3. The rack of claim 2, wherein said common manifold allows for selectively loading or unloading of respective containers.

4. The rack of claim 1, further comprising a container actuating member operatively connected to said one or more adjustable supports for rotating said one or more containers with respect to said rack.

5. The rack of claim 1, wherein said one or more adjustable supports comprises first and second spindles rotatably coupled to said first and second side members, respectively.

6. The rack of claim 4, wherein said one or more adjustable supports comprises first and second spindles rotatably coupled to said first and second side members, respectively, and wherein said container actuating member is operatively connected to one of said first and second spindles .
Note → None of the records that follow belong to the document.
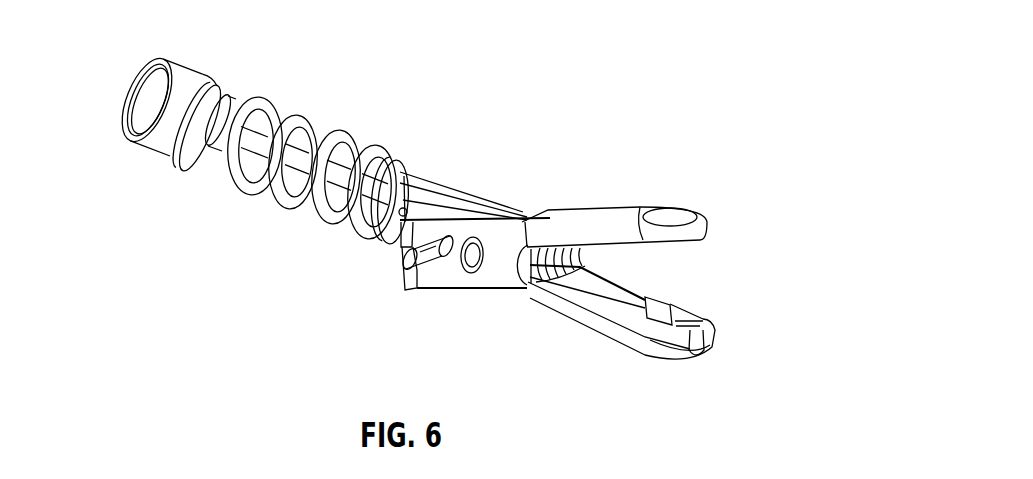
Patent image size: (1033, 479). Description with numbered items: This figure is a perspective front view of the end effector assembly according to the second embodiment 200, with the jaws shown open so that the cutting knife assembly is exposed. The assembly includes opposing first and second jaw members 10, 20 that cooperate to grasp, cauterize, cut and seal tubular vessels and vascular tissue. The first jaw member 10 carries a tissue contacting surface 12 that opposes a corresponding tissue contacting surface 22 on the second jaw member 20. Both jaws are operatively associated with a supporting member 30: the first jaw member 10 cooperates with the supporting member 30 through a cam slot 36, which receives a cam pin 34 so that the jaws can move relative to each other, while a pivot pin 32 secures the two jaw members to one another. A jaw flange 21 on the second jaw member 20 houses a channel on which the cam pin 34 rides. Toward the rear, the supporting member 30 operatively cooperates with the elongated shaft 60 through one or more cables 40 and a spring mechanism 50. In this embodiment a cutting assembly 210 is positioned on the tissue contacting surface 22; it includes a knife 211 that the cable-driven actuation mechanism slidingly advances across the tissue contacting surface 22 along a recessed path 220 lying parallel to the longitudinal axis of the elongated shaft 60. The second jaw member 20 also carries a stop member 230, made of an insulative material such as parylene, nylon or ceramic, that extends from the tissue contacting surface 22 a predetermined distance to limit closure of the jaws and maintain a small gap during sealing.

The second embodiment 200 is at (576, 114).
The first jaw member 10 is at (670, 206).
The tissue contacting surface 12 is at (672, 257).
The second jaw member 20 is at (667, 365).
The jaw flange 21 is at (503, 248).
The tissue contacting surface 22 is at (625, 292).
The supporting member 30 is at (427, 178).
The pivot pin 32 is at (462, 262).
The cam pin 34 is at (410, 281).
The cam slot 36 is at (407, 256).
The cables 40 is at (290, 183).
The spring mechanism 50 is at (238, 182).
The elongated shaft 60 is at (167, 152).
The cutting assembly 210 is at (680, 292).
The knife 211 is at (677, 312).
The recessed path 220 is at (606, 301).
The stop member 230 is at (700, 351).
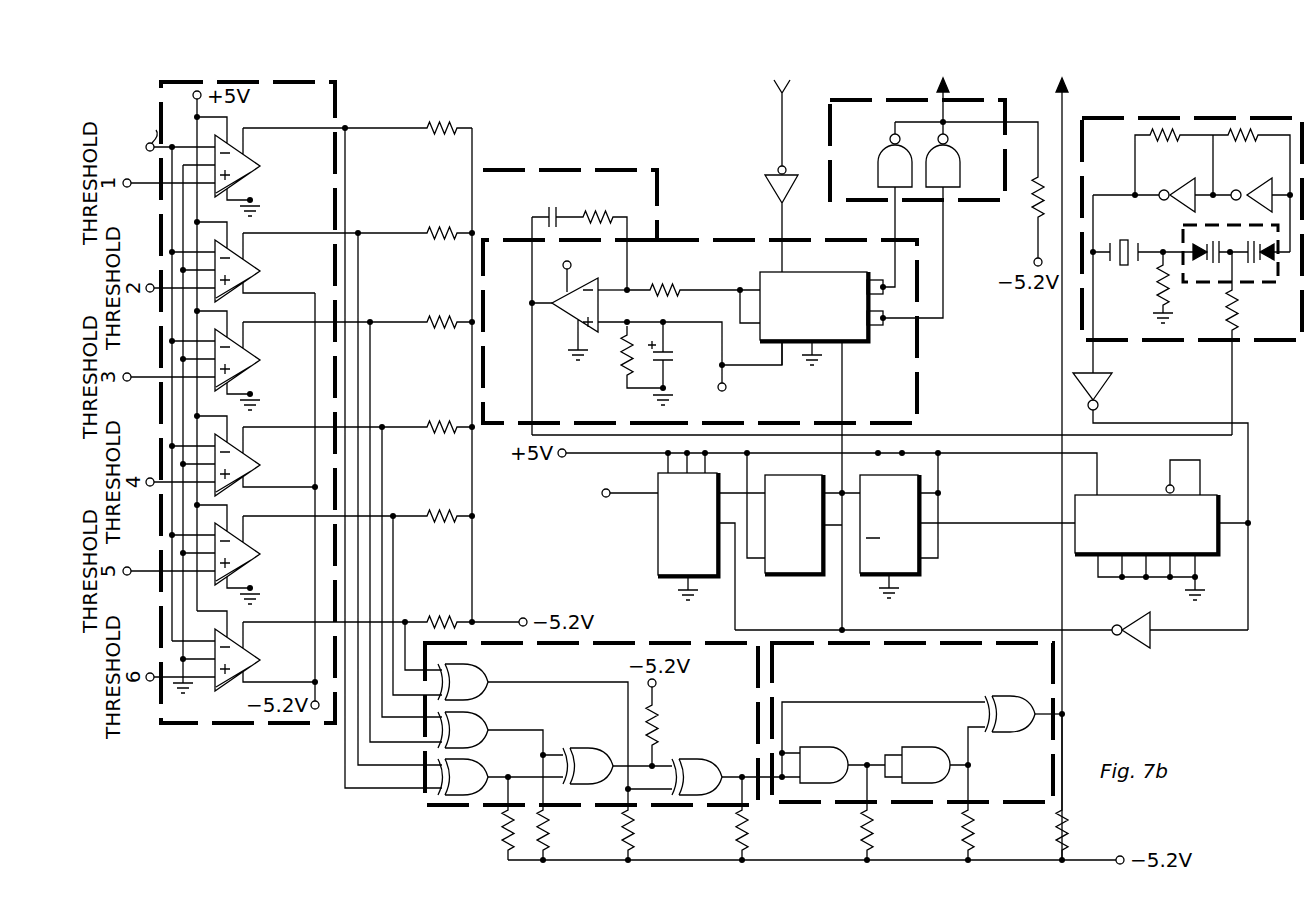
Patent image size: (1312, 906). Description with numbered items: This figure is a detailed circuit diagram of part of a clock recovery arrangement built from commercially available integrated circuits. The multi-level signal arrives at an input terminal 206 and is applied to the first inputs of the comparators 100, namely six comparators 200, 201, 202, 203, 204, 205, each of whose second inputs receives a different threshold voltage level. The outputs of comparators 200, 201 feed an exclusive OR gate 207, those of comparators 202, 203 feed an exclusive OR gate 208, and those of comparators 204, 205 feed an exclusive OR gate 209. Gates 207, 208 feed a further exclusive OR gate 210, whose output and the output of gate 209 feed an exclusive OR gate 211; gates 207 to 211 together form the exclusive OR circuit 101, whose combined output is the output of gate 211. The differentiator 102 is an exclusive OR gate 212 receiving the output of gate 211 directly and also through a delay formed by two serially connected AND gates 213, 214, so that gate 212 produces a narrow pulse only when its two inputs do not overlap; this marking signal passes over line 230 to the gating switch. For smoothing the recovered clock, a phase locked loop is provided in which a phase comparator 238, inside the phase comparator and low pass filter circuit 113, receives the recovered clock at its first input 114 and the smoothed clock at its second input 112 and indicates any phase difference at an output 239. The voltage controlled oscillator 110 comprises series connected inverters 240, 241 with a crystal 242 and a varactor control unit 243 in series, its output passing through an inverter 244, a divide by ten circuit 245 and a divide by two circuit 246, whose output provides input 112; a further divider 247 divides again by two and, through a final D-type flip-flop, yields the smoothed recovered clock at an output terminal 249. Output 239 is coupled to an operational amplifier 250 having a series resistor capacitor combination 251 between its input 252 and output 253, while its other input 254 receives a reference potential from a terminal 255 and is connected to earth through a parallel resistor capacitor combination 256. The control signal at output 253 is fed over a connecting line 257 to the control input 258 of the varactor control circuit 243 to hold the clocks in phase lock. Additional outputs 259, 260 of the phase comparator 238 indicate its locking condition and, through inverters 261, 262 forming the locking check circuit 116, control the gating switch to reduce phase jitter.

7. The rack of claim 1, wherein there are a plurality of containers having a common central axis, and wherein said one or more adjustable support members enables rotation of the plurality of containers between varying amplitudes about said central axis.

8. A method of homogenizing chromatography media in a container, comprising: supporting a plurality of containers in a rack with adjustable supports able to adopt to varying container sizes; and actuating said adjustable supports to rotate said plurality of containers with respect to said rack.

9. The method of claim 8, wherein said adjustable supports comprise first and second spindles rotatably coupled to said first and second side members, respectively, and further comprising actuating said adjustable supports with a container actuating member operatively connected to one of said first and second spindles.